On the second day I wrote a Go function without Copilot suggesting anything. It took me 14 minutes for a 22-line function. With my previous setup, using Copilot + GoLand + gopls, I would have finished it in 3 minutes.

And here’s where it starts to get interesting.


What I discovered

That 14-minute function had zero bugs. The one I would have written in 3 minutes with Copilot would have had, at minimum, an err == nil in the wrong place (Copilot loves to do that), a defer I’d have forgotten to check, and probably a goroutine without context cancellation.

I spent the rest of the week timing myself. The numbers are here:

MetricMarch (with everything)April (with nothing)
Lines of code per day48092
PRs opened per week112
Bugs caught in code review70
Bugs in production30
Hours in front of the laptop9h305h20
Daily commits143
Subjective satisfaction (1 to 10)59

I wrote less code. Opened fewer PRs. Spent less time in front of the laptop. And delivered more value than in any week of March.

I could feel the ground shifting under my feet.


The theory I never wanted to face

I spent years evangelizing productivity through tooling. “Use tmux, use Warp, use Copilot, use Makefile, automate everything.” The posts are right there, you can go read them. I believed (I believe?) every word.

But there’s one thing none of those guides talks about: optimizing your setup is a sophisticated form of procrastination. Every hour I spent configuring a new shortcut in Karabiner, remapping a key in tmux, tuning the Oh My Zsh prompt, was an hour I wasn’t writing software anyone was going to use.

Worse: every new tool came with a hidden cognitive cost.
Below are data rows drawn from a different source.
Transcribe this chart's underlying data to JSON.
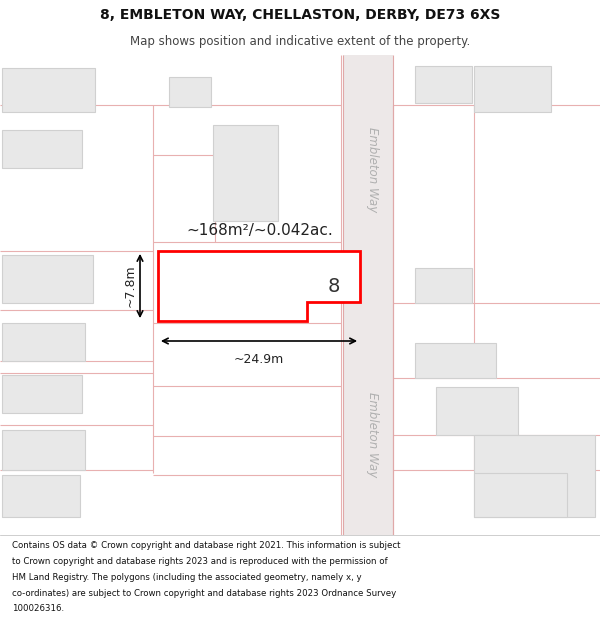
{
  "title": "8, EMBLETON WAY, CHELLASTON, DERBY, DE73 6XS",
  "subtitle": "Map shows position and indicative extent of the property.",
  "footer": "Contains OS data © Crown copyright and database right 2021. This information is subject to Crown copyright and database rights 2023 and is reproduced with the permission of HM Land Registry. The polygons (including the associated geometry, namely x, y co-ordinates) are subject to Crown copyright and database rights 2023 Ordnance Survey 100026316.",
  "bg_color": "#ffffff",
  "map_bg": "#faf8f8",
  "road_fill": "#ede8e8",
  "road_border": "#e0a8a8",
  "plot_line": "#e8b0b0",
  "bfill": "#e8e8e8",
  "bedge": "#d0d0d0",
  "highlight_color": "#ff0000",
  "area_text": "~168m²/~0.042ac.",
  "width_text": "~24.9m",
  "height_text": "~7.8m",
  "number_text": "8",
  "street_label": "Embleton Way",
  "title_fontsize": 10,
  "subtitle_fontsize": 8.5,
  "footer_fontsize": 6.2
}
Copilot made me stop thinking before writing. tmux made me open 9 windows when I only needed 1. Warp made me scroll through history instead of paying attention to the current command. Raycast made me confuse “launching an app” with “doing work.” I was fast at everything except what mattered.
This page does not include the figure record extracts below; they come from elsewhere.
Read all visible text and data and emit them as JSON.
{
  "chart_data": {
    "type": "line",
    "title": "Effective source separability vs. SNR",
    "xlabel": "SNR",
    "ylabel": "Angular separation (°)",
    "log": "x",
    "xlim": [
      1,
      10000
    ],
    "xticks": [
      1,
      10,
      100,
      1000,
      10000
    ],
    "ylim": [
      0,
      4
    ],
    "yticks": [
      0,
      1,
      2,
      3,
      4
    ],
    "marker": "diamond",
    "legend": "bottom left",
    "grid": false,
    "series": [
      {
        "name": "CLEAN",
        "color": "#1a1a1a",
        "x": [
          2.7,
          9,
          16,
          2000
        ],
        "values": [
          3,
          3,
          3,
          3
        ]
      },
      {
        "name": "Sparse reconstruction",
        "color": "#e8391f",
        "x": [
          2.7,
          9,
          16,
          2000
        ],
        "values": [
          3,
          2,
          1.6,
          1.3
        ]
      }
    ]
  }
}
The first day without any tools was the first day I had to, actually, stop and think before typing. And that’s where the work happens.


The manifesto

After a week I wrote a personal manifesto, in a physical notebook (black Moleskine, 2B pencil). I’m reproducing it here:

  1. No tool I can’t explain in one sentence to a non-technical person
  2. No shortcut I learned in the last month
  3. No plugin running in the background
  4. No autocomplete that suggests more than the next word
  5. No terminal that doesn’t fit in 80 columns
  6. No editor with more buttons than an elevator
  7. No AI that decides what I was going to write before me

If you’re reading this and felt a chill down your spine, it’s because you know you’re right.


What’s coming next

Over the next 30 days I’ll publish a series of posts about what I’m learning in this transition. The topics already planned:

  • How to write Go without an LSP: why godoc exists and why you should read the whole thing
  • Git by command line: every alias you have, and why you don’t need any of them
  • The return of paper: my favorite stationery in São Paulo and how to set up a bullet journal for a dev
  • Pure bash: the shell your grandpa used, that still works better than yours
  • Uninstalling Docker: how to run everything natively (spoiler: you don’t need all of it)
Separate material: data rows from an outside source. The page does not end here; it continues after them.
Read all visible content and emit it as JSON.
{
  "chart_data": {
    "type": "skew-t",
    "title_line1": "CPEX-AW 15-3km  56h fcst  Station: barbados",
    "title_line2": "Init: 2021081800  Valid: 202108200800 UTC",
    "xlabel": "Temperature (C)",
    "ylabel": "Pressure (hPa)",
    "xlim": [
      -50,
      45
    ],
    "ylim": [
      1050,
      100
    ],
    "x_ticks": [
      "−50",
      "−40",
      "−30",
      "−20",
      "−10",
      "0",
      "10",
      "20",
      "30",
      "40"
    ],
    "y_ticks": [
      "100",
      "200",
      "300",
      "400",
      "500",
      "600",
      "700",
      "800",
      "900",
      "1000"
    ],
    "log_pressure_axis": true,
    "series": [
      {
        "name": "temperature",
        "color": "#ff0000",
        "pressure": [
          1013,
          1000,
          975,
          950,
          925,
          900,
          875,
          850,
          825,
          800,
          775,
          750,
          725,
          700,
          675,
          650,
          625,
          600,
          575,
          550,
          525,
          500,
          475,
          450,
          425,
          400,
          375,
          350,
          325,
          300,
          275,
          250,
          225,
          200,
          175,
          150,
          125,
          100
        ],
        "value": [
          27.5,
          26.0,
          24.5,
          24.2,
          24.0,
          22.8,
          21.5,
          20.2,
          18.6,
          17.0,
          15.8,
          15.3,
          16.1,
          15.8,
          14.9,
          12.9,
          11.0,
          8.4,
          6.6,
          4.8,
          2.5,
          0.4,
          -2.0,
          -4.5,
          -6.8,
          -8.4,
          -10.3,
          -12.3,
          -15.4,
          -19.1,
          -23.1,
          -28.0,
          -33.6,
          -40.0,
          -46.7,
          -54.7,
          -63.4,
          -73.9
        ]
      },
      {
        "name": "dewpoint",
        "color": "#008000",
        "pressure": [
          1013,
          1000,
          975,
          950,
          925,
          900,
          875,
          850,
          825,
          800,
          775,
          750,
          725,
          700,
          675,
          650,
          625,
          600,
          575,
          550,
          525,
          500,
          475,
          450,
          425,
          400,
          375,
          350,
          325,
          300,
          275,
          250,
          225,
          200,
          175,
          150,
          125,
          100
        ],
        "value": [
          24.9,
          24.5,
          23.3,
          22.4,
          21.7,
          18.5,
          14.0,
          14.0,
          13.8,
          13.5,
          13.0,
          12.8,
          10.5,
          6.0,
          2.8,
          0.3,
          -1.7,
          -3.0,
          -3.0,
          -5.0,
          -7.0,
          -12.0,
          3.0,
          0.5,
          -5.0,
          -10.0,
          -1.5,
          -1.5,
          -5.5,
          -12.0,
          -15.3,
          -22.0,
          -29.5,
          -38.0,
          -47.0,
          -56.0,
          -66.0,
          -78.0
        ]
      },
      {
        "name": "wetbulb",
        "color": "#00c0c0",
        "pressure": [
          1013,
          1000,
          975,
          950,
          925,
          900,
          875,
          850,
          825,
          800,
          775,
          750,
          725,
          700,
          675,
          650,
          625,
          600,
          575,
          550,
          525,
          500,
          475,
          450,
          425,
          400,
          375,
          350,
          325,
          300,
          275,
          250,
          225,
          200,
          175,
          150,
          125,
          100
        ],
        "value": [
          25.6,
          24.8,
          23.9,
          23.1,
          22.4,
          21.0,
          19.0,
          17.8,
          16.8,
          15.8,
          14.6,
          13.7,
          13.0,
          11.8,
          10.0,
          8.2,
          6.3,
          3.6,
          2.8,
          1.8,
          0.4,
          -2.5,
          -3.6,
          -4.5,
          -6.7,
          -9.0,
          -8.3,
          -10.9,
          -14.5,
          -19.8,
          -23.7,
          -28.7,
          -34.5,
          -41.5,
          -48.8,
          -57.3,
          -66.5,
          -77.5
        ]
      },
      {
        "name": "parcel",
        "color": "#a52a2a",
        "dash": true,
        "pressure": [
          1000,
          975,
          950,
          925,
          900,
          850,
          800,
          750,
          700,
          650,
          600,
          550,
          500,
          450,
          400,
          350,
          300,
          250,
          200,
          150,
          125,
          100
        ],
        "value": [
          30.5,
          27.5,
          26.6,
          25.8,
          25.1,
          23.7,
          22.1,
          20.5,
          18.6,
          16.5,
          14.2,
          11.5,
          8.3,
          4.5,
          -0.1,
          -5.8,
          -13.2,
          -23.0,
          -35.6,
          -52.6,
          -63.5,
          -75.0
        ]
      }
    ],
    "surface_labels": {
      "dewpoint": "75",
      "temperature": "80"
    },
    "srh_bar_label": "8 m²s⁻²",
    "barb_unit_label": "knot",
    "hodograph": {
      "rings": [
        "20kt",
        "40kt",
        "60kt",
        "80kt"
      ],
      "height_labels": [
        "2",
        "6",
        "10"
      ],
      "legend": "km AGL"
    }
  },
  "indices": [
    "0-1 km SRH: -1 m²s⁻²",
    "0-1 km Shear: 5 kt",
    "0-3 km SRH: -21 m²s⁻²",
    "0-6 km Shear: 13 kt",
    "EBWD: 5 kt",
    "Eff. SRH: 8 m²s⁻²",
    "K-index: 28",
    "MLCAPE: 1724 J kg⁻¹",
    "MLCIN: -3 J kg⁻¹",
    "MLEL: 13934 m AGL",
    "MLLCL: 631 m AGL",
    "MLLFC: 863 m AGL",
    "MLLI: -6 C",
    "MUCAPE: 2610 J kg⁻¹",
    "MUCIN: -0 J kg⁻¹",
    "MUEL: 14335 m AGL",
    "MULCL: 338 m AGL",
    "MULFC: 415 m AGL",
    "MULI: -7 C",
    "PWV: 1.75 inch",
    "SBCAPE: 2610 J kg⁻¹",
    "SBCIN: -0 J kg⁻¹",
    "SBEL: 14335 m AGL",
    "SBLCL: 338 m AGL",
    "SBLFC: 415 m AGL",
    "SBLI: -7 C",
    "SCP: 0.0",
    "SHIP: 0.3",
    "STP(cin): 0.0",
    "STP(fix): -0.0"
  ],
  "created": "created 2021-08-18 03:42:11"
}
If you want to follow along, subscribe to the newsletter. If you don’t, that’s fine too, I kind of get it.


One last thing

Oh, yes. There’s one small thing I need to confess before wrapping up.

I wrote this post in WebStorm, with Copilot suggesting four out of every five sentences, running in tmux inside Warp, with Docker Desktop consuming 8GB of RAM in the background, Claude Code open in a parallel session generating ideas for this joke, and Spotify playing a playlist that Raycast opened for me.

Happy April Fools. I’ll be back Friday with actual content, including the complete guide to GitHub Copilot in WebStorm.

Oh, and the Moleskine is real. I actually did buy one. Use it for drawing, not for writing code.